La nicchia | |
Bruno De Matteis | 05-09-2009 |
Da quasi un anno faccio parte del “Gruppo della Trasgressione”. La sua forza è quella di saperci rappresentare con gli argomenti più vari. A volte parliamo anche di fatti personali e non mancano i disaccordi. Il coordinatore, guida e complice delle discussioni, spesso fa di tutto per fare emergere fra noi idee diverse, valorizzando poi aspetti interessanti dei nostri discorsi.
Tempo fa discutendo del suo ruolo al gruppo, Gualtiero gli attribuì una funzione importante, arrivando a dire che lui ci aiuta a diventare uomini. Da delinquente con una personalità ben strutturata (così, a ragione, mi ha definito recentemente il dott. Aparo in una relazione che gli avevo chiesto), risposi di getto che non ero d’accordo, che a 55 anni non avevo certo bisogno di incontrare il gruppo per diventare uomo. Non pensai molto prima di parlare, forse parlò l’istinto del vecchio carcerato. Guardando i volti di Gualtiero e di qualcun altro, ebbi l’impressione che le mie parole erano state poco gradite, ma eravamo già alla fine dell’incontro e non ebbi la possibilità di chiarirne il senso.

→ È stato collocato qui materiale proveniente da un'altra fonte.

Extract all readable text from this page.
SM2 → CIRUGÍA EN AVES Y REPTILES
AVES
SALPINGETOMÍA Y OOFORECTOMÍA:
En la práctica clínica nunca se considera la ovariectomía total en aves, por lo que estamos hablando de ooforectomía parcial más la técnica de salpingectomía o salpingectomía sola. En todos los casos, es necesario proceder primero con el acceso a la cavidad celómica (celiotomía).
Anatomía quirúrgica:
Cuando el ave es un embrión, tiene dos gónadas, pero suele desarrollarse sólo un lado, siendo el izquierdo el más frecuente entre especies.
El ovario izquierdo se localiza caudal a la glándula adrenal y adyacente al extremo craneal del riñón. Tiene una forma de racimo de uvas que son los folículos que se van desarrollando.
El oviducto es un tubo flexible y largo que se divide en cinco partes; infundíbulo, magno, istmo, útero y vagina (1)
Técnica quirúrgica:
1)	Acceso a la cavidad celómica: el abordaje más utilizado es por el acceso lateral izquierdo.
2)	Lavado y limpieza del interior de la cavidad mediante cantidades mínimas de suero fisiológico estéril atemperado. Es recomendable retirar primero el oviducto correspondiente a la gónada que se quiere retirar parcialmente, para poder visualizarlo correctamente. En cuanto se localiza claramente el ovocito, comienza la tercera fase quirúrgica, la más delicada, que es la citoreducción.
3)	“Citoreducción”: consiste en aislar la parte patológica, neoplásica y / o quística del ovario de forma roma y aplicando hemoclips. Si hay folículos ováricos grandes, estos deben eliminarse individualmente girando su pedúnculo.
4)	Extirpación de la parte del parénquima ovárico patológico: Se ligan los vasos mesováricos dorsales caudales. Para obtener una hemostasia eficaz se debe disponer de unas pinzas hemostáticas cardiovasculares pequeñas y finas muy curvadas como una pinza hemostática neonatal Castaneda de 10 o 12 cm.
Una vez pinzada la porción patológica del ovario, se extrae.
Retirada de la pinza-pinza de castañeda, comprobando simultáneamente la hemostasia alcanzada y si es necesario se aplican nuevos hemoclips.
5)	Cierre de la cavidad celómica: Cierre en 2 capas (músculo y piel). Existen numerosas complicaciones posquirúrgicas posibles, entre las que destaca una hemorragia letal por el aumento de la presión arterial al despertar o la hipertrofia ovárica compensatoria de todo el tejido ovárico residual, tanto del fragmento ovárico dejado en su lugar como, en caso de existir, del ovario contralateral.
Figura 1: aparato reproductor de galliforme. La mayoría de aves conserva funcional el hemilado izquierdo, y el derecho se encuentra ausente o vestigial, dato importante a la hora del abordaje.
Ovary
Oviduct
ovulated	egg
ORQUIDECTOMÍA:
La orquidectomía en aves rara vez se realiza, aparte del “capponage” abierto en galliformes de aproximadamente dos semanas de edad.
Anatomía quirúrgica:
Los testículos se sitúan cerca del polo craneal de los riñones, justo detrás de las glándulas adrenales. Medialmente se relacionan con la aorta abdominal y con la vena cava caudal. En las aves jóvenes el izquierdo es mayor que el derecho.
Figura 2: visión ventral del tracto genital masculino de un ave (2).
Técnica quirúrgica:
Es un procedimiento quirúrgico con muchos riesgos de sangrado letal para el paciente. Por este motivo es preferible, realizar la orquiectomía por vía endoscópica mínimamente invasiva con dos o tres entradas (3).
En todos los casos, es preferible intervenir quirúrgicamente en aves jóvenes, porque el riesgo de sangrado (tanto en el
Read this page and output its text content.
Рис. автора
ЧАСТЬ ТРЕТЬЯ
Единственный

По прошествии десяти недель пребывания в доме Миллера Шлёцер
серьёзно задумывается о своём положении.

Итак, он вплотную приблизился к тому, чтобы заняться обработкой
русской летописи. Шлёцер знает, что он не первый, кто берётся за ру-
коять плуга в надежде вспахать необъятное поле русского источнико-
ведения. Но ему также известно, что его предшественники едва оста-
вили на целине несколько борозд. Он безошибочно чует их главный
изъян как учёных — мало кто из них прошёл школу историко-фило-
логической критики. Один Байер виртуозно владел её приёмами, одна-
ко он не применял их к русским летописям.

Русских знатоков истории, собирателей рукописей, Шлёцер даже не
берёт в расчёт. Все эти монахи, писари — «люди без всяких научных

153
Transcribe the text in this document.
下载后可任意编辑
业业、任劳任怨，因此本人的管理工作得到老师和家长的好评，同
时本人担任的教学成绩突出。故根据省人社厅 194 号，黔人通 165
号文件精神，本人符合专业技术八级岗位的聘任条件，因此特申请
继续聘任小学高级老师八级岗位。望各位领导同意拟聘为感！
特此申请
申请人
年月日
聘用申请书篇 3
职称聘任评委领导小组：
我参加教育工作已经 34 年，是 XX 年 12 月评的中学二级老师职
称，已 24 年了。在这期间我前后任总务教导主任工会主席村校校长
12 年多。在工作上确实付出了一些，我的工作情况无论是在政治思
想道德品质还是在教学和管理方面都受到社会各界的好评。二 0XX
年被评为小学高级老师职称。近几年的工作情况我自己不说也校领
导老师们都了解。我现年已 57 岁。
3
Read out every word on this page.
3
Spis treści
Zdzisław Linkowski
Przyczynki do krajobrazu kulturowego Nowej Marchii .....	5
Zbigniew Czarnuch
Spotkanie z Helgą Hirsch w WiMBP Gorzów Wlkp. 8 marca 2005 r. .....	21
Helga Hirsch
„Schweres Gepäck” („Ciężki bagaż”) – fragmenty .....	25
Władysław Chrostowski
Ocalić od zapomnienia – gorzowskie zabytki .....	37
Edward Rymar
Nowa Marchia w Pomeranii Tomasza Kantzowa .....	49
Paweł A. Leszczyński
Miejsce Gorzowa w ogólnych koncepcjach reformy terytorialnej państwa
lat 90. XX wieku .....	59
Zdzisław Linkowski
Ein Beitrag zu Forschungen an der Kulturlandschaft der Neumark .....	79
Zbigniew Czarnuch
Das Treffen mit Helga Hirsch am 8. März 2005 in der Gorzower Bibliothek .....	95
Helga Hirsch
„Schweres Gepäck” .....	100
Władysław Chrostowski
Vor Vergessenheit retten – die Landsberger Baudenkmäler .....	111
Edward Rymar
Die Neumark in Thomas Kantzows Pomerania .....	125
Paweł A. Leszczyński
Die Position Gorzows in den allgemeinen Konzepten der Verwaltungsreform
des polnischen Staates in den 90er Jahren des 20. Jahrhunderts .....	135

Ho aspettato con pazienza quasi tre mesi che quel discorso tornasse al nostro tavolo e così è successo. Il 2 settembre scorso eravamo alla prima riunione dopo la sospensione estiva e si parlava molto liberamente. Gualtiero si sofferma su quanto potrebbe mancare Bruno Turci al gruppo qualora partisse per altro carcere, pur se per ragioni condivisibili (i suoi studi universitari); dice che Bruno riesce a fare da collante tra di noi perché prova a collegare in un discorso organico le affermazioni che tante volte gli altri del gruppo fanno in modo non del tutto chiaro; aggiunge poi dei commenti sull’importanza di Silvia e conclude soffermandosi sulla responsabilità che il dott. Aparo ha avuto sul suo cambiamento.
A quel punto chiedo la parola e torno su quello che da tre mesi aspettavo di chiarire. Spiego che quel giorno, quando si era parlato di evoluzione personale, intendevo dire che, se si partecipa con serietà, tutto il gruppo aiuta a far riflettere, analizzare, auto realizzarsi e mettersi in discussione. Per il dott. Aparo, anche per la sua esperienza professionale, è facile colpire qualche nervo scoperto. In effetti, a volte ti fa sobbalzare dalla sedia perché non ci si aspetta di essere così scoperti… lui recupera qualche parola che dici magari senza pensarci e, puntuale, scaglia la freccia.
Ritengo che ognuno di noi ha qualcosa di bello o di brutto racchiuso dentro: una nicchia che non vuoi esporre a nessuno, anzi col tempo cerchi di proteggerla, creandogli attorno una corazza, come se non bastasse quella nicchia. Io, per esempio, ci ho messo 6 anni per parlare di un dolore che mi ha colpito. Quei 6 anni avevo racchiuso nella nicchia il mio dolore e l’ho protetto da tutto e da tutti, perfino da mia moglie, quando proprio con lei avrei dovuto condividerlo e affrontarlo… e invece era la prima che scansavo…
Solo chi studia quei mezzi pazzi che a volte noi siamo riesce a farti scoprire quello che hai dentro. Io l’ho capito 4 anni fa con un altro psicologo nel carcere di Fossombrone che fu capace di farmi aprire una mia nicchia. Lo stesso fa il dott. Aparo, che coglie al volo qualche mezza frase finché non ti colpisce con le sue frecce. Poi diventa più facile esprimerti, guardare da vicino quello che hai dentro la nicchia e, magari, metterlo sul tavolo con gli altri.
Se tutti assieme riuscissimo ad aiutarci l’un l’altro, alla fine sarebbe una vittoria per le due parti, per il detenuto che finalmente ha aperto delle finestrelle ingabbiate e per il dottor Aparo che ne ha trovato la chiave. Se avviene questo abbiamo vinto noi e ha vinto la società che un giorno dovrebbe accogliere il detenuto. Quel detenuto sarà più sereno e con una visione diversa… forse un uomo che vuol ricominciare a vivere senza nicchie e finestrelle ingabbiate.
Mi auguro di essere stato più chiaro.